RAMOS DELGADO: um argentino que virou santista

               José Manuel Ramos Delgado nasceu dia 26 de agosto de 1935, na província de Quilmes, em Buenos Aires – Argentina.  Nós brasileiros adoramos ter raiva de argentinos quando o assunto é futebol, porém para as pessoas que verdadeiramente amam e acompanham o futebol, esta questão é deixada de lado quando falamos de craques. Por mais que o tema seja polêmico, todo conhecedor do esporte reconhece que Maradona, Alfredo Di Stéfano, Figueroa e outros, foram jogadores extraordinários e que figuram entre os melhores do mundo de todos os tempos em suas posições. Pois bem, eis que em 1967 surge em Santos, Ramos Delgado, para ocupar a vaga deixada por outro Ramos, nada mais nada menos que Mauro Ramos de Oliveira. Aqueles que acompanhavam o futebol internacional sabiam que o Santos estava contratando  um  dos  maiores  zagueiros  da  época,  pois  a  esta altura,  Ramos Delgado já  havia disputado duas  Copas do Mundo  pela Argentina, em 1958 e 1962, além de ter participado das eliminatórias para a Copa de 1966, a qual não participou por estar contundido.

              Ainda garoto, havia chamado a atenção dos grandes clubes portenhos na metade da década de 50, quando despontou nas divisões de base do modesto Lanús, na Argentina, chegando ao profissional em 1956. Dois anos depois, aos 23 anos de idade, disputou a Copa da Suécia. Quando retornava para a Argentina, foi negociado com o River Plate, clube do seu coração. Por lá ele jogou durante sete anos, até 1965. No ano seguinte foi jogar no Banfield, outro clube argentino, onde permaneceu até 1967. Seria seu último ano antes da consagração em gramados brasileiros, pois neste mesmo ano, foi contratado pelo Santos F.C. Neste ano a equipe do Santos era assim formada; Cláudio, Carlos Alberto, Ramos Delgado, Joel Camargo e Rildo; Clodoaldo e Bougleux; Wilson, Toninho Guerreiro, Pelé e Edu.

               Ao chegar ao Peixe, com a responsabilidade de convencer a exigente torcida de um clube que já possuía a chancela de bicampeão mundial, o experiente jogador (então com 32 anos) talvez não imaginasse que se tornaria um dos maiores zagueiros da história do clube. Mais que isso: um exemplo profissional intimamente ligado ao Santos, à cidade, e que desempenharia, em várias épocas, funções diferentes no clube que o consagraria. A torcida santista, com receio de que o time sentisse a saída do lendário Mauro Ramos de Oliveira (cuja aposentadoria se aproximava nos idos de 1966), logo se tranquilizou ao notar a presença de um novo “xerife” em campo. Ramos Delgado se notabilizou pela incrível capacidade de aliar a tradicional garra argentina a uma qualidade técnica indiscutível, mistura que lhe valeu o posto de titular do Peixe durante sete anos, além da braçadeira de capitão da equipe por todo o período.
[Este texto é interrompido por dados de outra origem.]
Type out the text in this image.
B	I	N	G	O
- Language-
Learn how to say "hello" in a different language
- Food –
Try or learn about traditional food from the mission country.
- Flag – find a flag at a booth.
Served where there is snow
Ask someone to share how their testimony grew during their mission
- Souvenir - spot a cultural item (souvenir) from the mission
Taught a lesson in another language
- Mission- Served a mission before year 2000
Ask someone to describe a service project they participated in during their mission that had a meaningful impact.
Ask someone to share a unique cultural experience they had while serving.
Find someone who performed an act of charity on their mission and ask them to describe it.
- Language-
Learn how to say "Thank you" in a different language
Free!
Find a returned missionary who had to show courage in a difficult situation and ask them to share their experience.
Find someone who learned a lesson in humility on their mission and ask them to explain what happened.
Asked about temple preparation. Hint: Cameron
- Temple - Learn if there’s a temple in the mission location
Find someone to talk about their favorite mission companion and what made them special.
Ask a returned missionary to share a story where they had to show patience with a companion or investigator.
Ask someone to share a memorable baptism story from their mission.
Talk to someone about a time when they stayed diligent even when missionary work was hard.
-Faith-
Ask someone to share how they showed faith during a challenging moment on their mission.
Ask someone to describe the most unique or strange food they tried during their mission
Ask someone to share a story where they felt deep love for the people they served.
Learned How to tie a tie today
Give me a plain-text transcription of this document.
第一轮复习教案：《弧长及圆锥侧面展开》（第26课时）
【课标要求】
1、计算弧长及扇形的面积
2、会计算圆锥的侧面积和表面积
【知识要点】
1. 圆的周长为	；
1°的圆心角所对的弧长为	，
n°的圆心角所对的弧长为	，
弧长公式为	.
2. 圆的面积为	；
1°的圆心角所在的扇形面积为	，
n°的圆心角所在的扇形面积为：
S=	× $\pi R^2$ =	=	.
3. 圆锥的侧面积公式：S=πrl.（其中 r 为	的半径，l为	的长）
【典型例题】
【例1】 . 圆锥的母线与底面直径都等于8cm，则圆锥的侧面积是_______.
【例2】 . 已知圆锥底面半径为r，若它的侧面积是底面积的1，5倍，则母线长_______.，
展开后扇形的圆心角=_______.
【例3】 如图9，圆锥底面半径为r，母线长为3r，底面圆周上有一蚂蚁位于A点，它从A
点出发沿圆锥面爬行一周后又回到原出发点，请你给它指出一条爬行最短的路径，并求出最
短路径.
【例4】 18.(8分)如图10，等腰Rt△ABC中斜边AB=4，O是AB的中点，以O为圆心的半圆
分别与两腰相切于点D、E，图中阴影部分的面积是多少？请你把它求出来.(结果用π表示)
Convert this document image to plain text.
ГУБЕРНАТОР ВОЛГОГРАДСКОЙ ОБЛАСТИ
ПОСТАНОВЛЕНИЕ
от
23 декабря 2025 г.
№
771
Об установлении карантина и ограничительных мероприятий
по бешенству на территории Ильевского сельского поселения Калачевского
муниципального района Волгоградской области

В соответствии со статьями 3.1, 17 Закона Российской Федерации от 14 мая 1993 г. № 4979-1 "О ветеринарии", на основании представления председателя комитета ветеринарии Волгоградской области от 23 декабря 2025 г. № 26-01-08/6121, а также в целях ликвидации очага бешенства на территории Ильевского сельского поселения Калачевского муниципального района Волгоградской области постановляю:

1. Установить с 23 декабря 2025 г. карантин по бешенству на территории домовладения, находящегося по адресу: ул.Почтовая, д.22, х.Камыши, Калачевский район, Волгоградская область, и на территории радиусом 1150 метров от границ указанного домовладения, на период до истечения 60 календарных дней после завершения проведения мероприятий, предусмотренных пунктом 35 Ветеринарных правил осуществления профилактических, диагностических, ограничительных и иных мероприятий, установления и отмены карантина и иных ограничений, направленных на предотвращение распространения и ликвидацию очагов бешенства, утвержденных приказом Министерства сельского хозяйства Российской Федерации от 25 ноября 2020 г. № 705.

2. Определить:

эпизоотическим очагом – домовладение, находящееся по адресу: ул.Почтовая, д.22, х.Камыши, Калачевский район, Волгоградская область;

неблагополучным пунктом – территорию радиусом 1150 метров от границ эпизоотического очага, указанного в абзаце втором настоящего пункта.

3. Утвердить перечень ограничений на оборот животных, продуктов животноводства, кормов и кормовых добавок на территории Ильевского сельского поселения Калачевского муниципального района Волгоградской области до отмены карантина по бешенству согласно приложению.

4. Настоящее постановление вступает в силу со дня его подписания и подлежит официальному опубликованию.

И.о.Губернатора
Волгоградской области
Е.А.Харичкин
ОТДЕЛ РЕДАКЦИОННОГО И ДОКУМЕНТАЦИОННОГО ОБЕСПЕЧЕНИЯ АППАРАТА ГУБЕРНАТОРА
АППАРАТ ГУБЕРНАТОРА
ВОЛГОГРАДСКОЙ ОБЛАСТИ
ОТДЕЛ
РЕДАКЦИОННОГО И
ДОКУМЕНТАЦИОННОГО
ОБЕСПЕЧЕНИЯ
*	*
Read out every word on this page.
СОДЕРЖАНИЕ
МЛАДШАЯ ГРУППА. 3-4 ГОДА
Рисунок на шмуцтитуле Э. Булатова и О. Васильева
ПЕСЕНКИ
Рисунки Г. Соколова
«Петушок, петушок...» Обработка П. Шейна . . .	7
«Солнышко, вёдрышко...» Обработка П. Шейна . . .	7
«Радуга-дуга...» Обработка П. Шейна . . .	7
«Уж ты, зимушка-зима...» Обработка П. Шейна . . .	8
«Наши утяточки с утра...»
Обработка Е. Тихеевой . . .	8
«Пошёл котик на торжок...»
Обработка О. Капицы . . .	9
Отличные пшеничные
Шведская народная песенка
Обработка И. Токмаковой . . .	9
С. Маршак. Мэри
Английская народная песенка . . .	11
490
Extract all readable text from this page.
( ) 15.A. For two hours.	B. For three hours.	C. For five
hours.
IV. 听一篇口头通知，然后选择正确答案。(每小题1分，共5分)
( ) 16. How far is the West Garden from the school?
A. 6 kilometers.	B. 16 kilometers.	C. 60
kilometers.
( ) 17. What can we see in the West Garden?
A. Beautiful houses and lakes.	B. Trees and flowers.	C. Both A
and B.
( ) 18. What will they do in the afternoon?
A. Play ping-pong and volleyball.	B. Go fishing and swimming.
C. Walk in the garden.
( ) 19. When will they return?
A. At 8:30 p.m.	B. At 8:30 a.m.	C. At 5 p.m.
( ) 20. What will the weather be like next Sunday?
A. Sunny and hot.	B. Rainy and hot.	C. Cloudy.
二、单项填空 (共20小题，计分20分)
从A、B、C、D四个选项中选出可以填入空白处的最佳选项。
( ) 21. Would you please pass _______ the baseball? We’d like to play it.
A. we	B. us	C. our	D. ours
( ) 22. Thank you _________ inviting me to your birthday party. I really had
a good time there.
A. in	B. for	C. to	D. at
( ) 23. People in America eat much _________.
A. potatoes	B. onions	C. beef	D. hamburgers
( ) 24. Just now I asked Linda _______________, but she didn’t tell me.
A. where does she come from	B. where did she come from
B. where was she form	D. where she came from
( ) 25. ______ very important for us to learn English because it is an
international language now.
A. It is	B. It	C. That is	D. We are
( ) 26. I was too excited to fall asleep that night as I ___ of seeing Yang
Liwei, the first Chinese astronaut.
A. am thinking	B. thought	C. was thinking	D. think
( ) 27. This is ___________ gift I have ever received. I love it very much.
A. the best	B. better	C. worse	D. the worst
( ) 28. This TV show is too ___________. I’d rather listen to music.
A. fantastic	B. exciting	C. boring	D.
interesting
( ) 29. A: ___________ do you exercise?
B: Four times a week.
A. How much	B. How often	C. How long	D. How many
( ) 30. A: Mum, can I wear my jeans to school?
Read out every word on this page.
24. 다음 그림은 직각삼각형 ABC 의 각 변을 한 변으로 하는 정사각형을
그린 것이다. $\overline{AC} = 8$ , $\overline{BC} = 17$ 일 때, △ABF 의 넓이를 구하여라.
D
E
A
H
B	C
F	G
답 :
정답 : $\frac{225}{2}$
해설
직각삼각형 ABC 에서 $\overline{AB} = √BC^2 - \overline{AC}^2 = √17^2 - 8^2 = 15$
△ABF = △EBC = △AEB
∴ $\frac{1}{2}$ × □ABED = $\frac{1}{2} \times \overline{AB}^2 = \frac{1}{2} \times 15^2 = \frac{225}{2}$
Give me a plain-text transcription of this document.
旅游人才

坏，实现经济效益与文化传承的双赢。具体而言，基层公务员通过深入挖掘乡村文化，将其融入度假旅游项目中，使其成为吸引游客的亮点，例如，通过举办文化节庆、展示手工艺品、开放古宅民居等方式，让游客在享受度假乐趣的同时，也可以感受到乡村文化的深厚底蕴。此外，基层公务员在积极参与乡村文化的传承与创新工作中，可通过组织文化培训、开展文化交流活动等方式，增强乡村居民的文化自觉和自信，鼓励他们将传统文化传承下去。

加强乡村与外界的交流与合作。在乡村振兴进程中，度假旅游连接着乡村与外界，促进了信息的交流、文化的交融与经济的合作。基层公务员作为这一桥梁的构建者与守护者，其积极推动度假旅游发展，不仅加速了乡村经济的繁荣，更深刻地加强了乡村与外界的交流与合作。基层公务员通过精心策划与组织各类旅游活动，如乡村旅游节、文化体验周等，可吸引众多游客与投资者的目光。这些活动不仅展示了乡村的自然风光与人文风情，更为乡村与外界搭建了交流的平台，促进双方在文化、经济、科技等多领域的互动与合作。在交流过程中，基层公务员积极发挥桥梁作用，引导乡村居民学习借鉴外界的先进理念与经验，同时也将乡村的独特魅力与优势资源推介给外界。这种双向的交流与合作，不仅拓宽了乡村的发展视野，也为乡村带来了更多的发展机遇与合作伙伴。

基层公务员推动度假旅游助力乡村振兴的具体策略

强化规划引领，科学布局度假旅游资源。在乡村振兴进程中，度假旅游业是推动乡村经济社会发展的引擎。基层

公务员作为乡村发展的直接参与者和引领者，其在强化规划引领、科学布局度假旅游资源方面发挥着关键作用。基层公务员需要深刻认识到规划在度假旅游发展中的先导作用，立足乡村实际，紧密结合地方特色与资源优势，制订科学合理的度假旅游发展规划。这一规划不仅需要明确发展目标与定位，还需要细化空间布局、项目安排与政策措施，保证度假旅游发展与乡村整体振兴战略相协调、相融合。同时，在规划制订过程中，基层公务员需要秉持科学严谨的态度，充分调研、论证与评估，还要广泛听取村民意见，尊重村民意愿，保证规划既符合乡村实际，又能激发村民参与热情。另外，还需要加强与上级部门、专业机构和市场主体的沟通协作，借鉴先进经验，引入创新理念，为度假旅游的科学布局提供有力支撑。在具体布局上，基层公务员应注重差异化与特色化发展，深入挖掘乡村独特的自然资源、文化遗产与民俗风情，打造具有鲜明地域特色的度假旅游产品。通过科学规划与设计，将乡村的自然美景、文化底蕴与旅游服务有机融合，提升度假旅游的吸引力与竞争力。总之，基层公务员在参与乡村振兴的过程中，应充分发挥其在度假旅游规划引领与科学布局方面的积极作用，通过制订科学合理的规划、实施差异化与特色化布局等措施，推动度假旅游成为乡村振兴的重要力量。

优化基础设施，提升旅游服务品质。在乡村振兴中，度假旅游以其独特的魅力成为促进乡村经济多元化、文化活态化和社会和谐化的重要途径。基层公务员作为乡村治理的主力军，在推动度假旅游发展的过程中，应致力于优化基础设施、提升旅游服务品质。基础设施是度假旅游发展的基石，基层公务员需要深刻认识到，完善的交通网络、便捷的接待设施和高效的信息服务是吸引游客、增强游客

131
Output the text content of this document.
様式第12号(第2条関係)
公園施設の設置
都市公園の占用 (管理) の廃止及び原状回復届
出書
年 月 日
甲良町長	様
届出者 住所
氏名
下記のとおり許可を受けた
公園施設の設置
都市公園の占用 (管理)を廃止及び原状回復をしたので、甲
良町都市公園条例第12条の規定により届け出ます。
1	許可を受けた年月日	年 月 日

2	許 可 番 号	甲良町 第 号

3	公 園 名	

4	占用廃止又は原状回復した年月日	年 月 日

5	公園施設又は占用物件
               E já no seu primeiro ano na Vila Belmiro, sagrou-se campeão paulista ao vencer o São Paulo por 2 a 1. Nos dois anos seguintes, a dose se repetiu, ajudando Pelé e Cia. a conquistarem o Tricampeonato Paulista.  Logo nos primeiros jogos pelo time da Vila, Ramos Delgado mostrou todo seu futebol. Zagueiro forte e viril, ao melhor estilo argentino, associado a uma técnica, elegância e futebol refinado, logo conquistou a torcida santista. Líder nato pela postura e técnica, foi capitão do Santos durante sete anos que esteve na equipe, período que ganhou quatro títulos estaduais, um Torneio Roberto Gomes Pedrosa, uma Taça Cidade de São Paulo em 1970, além de uma interminável coleção de taças internacionais pelo alvinegro praiano.

               Sem falar na oportunidade única de jogar ao lado de astros mundiais, como Pelé, Carlos Alberto Torres, Clodoaldo, Coutinho, Lima, Pepe, Edu, Zito e Gilmar. E de conseguir, com seu jeito de ser, o respeito e a admiração de todos eles. Em 1972 teve a honra de participar de uma seleção que havia jogadores de toda parte do mundo. Após o título paulista de 1973 (aquele “dividido” com a Lusa, após erro grosseiro do árbitro Armando Marques), Ramos Delgado, já aos 39 anos, sentia que seu ciclo como atleta se aproximava do fim. Reconhecido internacionalmente, com participações em Mundiais e títulos importantes no currículo, além de trajetórias históricas em grandes clubes (sobretudo, Santos e River Plate), o guerreiro argentino se despediu da Vila Belmiro.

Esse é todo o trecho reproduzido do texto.